I have 3 attempts to overload function "begin()"
class Test
{
public:
//case 1: compiler error
int begin();
const int begin();
//case 2:compiler warning: type qualifiers ignored on function return type
int begin();
const int begin() const;
//case 3: ok
int begin();
int begin() const;
};
For the two cases that build successfully, how does the compiler choose which overload is called for begin()?

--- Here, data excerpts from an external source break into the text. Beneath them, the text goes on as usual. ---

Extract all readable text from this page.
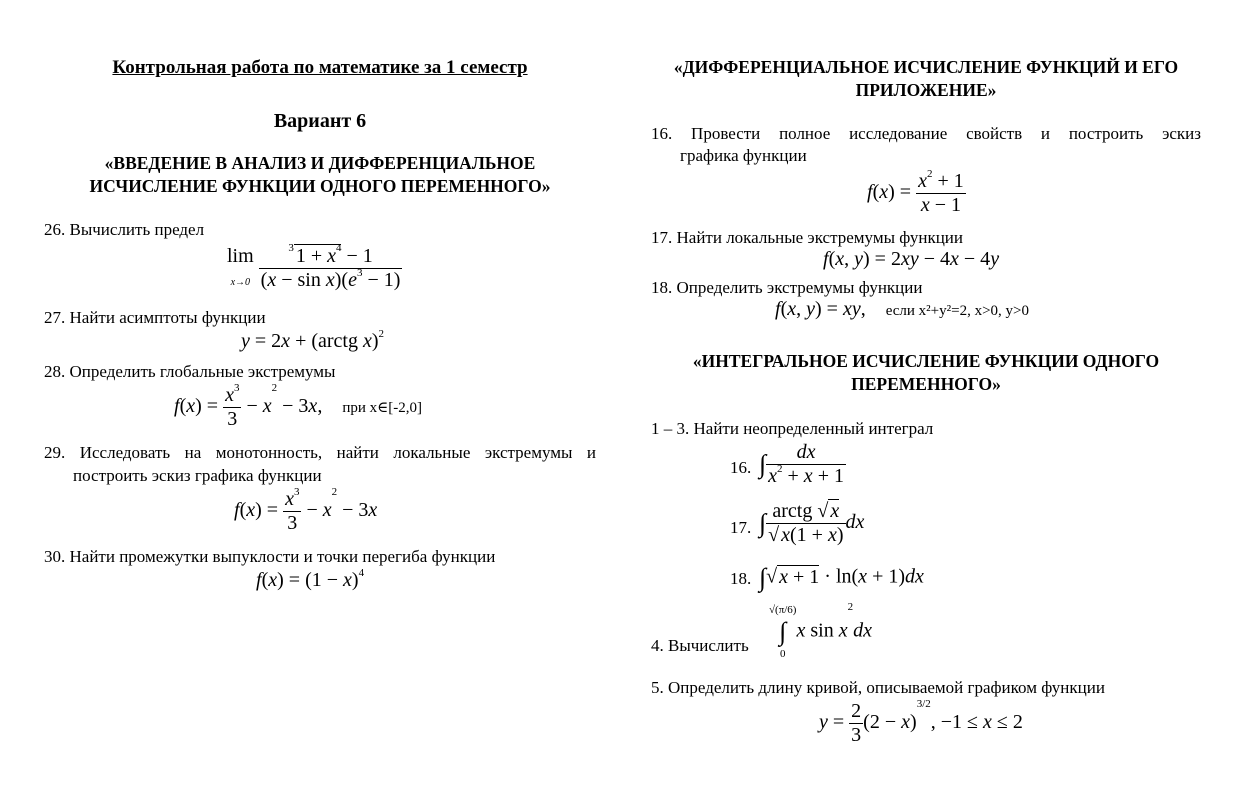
Контрольная работа по математике за 1 семестр
Вариант 6
«ВВЕДЕНИЕ В АНАЛИЗ И ДИФФЕРЕНЦИАЛЬНОЕ ИСЧИСЛЕНИЕ ФУНКЦИИ ОДНОГО ПЕРЕМЕННОГО»
26. Вычислить предел
lim
$x\to 0 \frac{^3 1 + x^4 - 1}{(x - \sin x)(e^3 - 1)}$
27. Найти асимптоты функции
y = 2x + (arctg x)$^2$
28. Определить глобальные экстремумы
$f(x) = \frac{x^3}{3} - x^2 - 3x$,    при x∈[-2,0]
29. Исследовать на монотонность, найти локальные экстремумы и
построить эскиз графика функции
$f(x) = \frac{x^3}{3} - x^2 - 3x$
30. Найти промежутки выпуклости и точки перегиба функции
$f(x) = (1 - x)^4$
«ДИФФЕРЕНЦИАЛЬНОЕ ИСЧИСЛЕНИЕ ФУНКЦИЙ И ЕГО ПРИЛОЖЕНИЕ»
16. Провести полное исследование свойств и построить эскиз
графика функции
$f(x) = \frac{x^2 + 1}{x - 1}$
17. Найти локальные экстремумы функции
f(x, y) = 2xy − 4x − 4y
18. Определить экстремумы функции
f(x, y) = xy,    если x²+y²=2, x>0, y>0
«ИНТЕГРАЛЬНОЕ ИСЧИСЛЕНИЕ ФУНКЦИИ ОДНОГО ПЕРЕМЕННОГО»
1 – 3. Найти неопределенный интеграл
16. ∫ $\frac{dx}{x^2 + x + 1}$
17. ∫ $\frac{\text{arctg √ x}}{√ x(1 + x)}$ dx
18. ∫√ x + 1 · ln(x + 1)dx
4. Вычислить
√(π/6)
∫
0
x $\sin x^2dx$
5. Определить длину кривой, описываемой графиком функции
$y = \frac{2}{3} (2 - x)^{3/2}$, −1 ≤ x ≤ 2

Member functions have an implicit argument which is the instance of the class itself. So you can think your functions as really looking like:
// 1) compile-error as const-qualifications on return doesn't distinguish
// the functions - you cannot overload on return type
int begin(Test& );
const int begin(Test& );
// 2)
int begin(Test& );
const int begin(const Test& );
// 3)
int begin(Test& );
int begin(const Test& );
With the 2nd and 3rd cases, the const-qualification on the function is equivalent to that implicit argument being a reference-to-const. So when you have something like:
Test{}.begin();
That calls begin() using a reference to non-const Test as the implicit first argument. Both overloads of begin() are viable, both require no conversions, so the least cv-qualified reference is preferred, which is the non-const-qualified function.
Instead, when you have:
(const Test{}).begin();
we're calling begin() with a reference to const Test. So the non-const-qualified function is not a viable candidate (you cannot pass a const-ref to a function expecting a non-const-ref), so the best viable candidate is the only viable candidate: int begin() const.